Laurent le Magnifique

Laurent de Médicis, dit le Magnifique (Florence 1449-Careggi 1492)



    Laurent fut issu de l'illustre famille de Médicis qui s'était enrichi par le commerce et avait imposé son influence à Florence dès le début du XIVe siècle, non sans se créer d'ennemis parmi les familles rivales. La grandeur de la famille est en fait surtout à attribuer à Cosme de Médicis (1389-1464) de qui date l'accession au pouvoir et qui plus encore que ses prédécesseurs avait su s'entourer d'artistes et en faire profiter la ville.

    Laurent était le petit fils de Cosme et bien avant la mort de son père (Pierre le goutteux) en 1469, lui et son frère Julien furent familiarisés avec les affaires de la République. Cependant en 1478, les deux héritiers furent victimes d'une conspiration (dite des Pazzi) et seul Laurent en réchappa. Le peuple furieux de la conspiration pendit les conjurés et le pouvoir de Laurent s'en trouva affermi. Mais le Pape qui était le principal instigateur du complot excommunia Laurent et lui fit la guerre pendant deux ans.

    Devenu Prince, Laurent s'efforça de marcher sur les traces de son grand-père en profitant toutefois d'une époque plus pacifiée et en le surpassant même dans les domaines artistiques et scientifiques.

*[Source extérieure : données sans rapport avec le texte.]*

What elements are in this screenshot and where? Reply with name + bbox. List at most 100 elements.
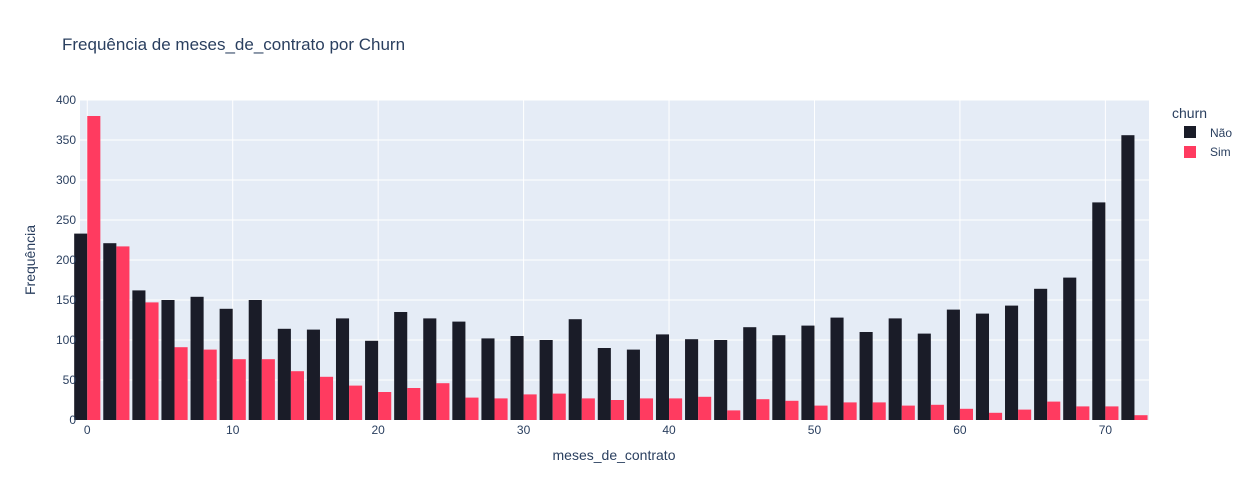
bar-sim[interactable] — [552, 393, 566, 420]
bar-nao[interactable] — [714, 340, 728, 420]
bar-sim[interactable] — [523, 394, 537, 420]
bar-sim[interactable] — [959, 408, 974, 420]
bar-sim[interactable] — [727, 410, 741, 420]
legend-label-sim[interactable]: Sim — [1210, 145, 1231, 159]
bar-sim[interactable] — [1105, 406, 1119, 420]
bar-sim[interactable] — [1047, 401, 1061, 420]
bar-sim[interactable] — [1134, 415, 1148, 420]
bar-nao[interactable] — [946, 309, 960, 420]
bar-sim[interactable] — [669, 398, 683, 420]
bar-sim[interactable] — [639, 398, 654, 420]
bar-nao[interactable] — [423, 318, 437, 420]
bar-nao[interactable] — [859, 332, 873, 420]
bar-nao[interactable] — [481, 338, 495, 420]
bar-nao[interactable] — [277, 328, 291, 420]
bar-sim[interactable] — [290, 371, 304, 420]
bar-nao[interactable] — [335, 318, 350, 420]
bar-sim[interactable] — [407, 388, 421, 420]
bar-nao[interactable] — [655, 334, 670, 420]
bar-nao[interactable] — [161, 300, 175, 420]
bar-nao[interactable] — [103, 243, 117, 420]
bar-nao[interactable] — [772, 335, 786, 420]
bar-sim[interactable] — [261, 359, 275, 420]
bar-sim[interactable] — [116, 246, 130, 420]
y-tick-label: 400 — [56, 93, 76, 107]
bar-nao[interactable] — [248, 300, 262, 420]
bar-sim[interactable] — [319, 376, 334, 420]
chart-title: Frequência de meses_de_contrato por Chur… — [62, 35, 405, 54]
bar-nao[interactable] — [1005, 305, 1019, 420]
bar-nao[interactable] — [830, 317, 844, 420]
y-tick-label: 350 — [56, 133, 76, 147]
legend-title: churn — [1172, 105, 1207, 121]
bar-sim[interactable] — [581, 398, 595, 420]
x-axis-ticks: 0 10 20 30 40 50 60 70 — [84, 423, 1112, 437]
x-axis-title: meses_de_contrato — [553, 447, 676, 463]
bar-nao[interactable] — [132, 290, 146, 420]
bar-sim[interactable] — [349, 385, 363, 420]
bar-nao[interactable] — [685, 339, 699, 420]
bar-sim[interactable] — [1018, 409, 1032, 420]
bar-nao[interactable] — [917, 333, 931, 420]
y-tick-label: 50 — [63, 373, 77, 387]
x-tick-label: 30 — [517, 423, 531, 437]
bar-sim[interactable] — [698, 396, 712, 420]
bar-nao[interactable] — [1063, 277, 1077, 420]
bar-nao[interactable] — [597, 348, 611, 420]
bar-sim[interactable] — [203, 349, 217, 420]
bar-nao[interactable] — [190, 296, 204, 420]
bar-sim[interactable] — [610, 400, 624, 420]
bar-nao[interactable] — [394, 312, 408, 420]
legend-label-nao[interactable]: Não — [1210, 126, 1232, 140]
bar-sim[interactable] — [174, 347, 188, 420]
bar-nao[interactable] — [510, 336, 524, 420]
y-tick-label: 150 — [56, 293, 76, 307]
y-axis-title: Frequência — [22, 225, 38, 295]
bar-sim[interactable] — [989, 412, 1003, 420]
x-tick-label: 70 — [1099, 423, 1113, 437]
x-tick-label: 50 — [808, 423, 822, 437]
legend[interactable]: churn Não Sim — [1172, 105, 1232, 159]
bars — [74, 116, 1148, 420]
bar-sim[interactable] — [785, 400, 799, 420]
bar-sim[interactable] — [436, 383, 450, 420]
bar-sim[interactable] — [872, 402, 886, 420]
y-tick-label: 100 — [56, 333, 76, 347]
bar-nao[interactable] — [568, 319, 582, 420]
x-tick-label: 20 — [371, 423, 385, 437]
legend-swatch-sim[interactable] — [1184, 146, 1196, 158]
bar-sim[interactable] — [843, 402, 857, 420]
y-tick-label: 250 — [56, 213, 76, 227]
bar-sim[interactable] — [930, 404, 944, 420]
y-tick-label: 300 — [56, 173, 76, 187]
bar-nao[interactable] — [539, 340, 553, 420]
bar-nao[interactable] — [743, 327, 757, 420]
bar-nao[interactable] — [219, 308, 233, 420]
bar-sim[interactable] — [87, 116, 101, 420]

C'est ainsi qu'il fut le protecteur de nombreux artistes dont le peintre Michel-Ange, le poète Angelo Politien, les sculpteurs Bertoldo di Giovanni et Andrea Verrocchio (qui initia le jeune Léonard de Vinci), l'organiste flamand Isaac Heinrich, et les architectes Giuliano da Maiano et Giuliano Sangallo. Il prit aussi commande auprès du peintre Botticelli de compositions mythologiques. Il fut aussi le protecteur d'humanistes comme Pic de la Mirandole et du réformateur Savonarole, et aussi de son compatriote Amérigo Vespucci, le futur explorateur qui était encore à l'époque son représentant à Séville dans le commerce lié à la constuction navale. Lui-même s'essaya à l'écriture de poésies.

    Sur le plan économique, Laurent de Médicis ne fut pas aussi heureux. Sa munificence et son désintérêt des affaires mercantiles lui coûtèrent cher, et même s'il ne connut pas la ruine, il perdit beaucoup d'argent lors des faillites de plusieurs de ses filiales de Londres, Bruges et Lyon.

    Laurent eut trois fils. Pierre qui lui succéda en 1492 avec moins d'habileté dans le gouvernement de la république et qui fut le grand-père de la célèbre Catherine, Jean qui devint Pape sous le nom de Léon X, et Julien.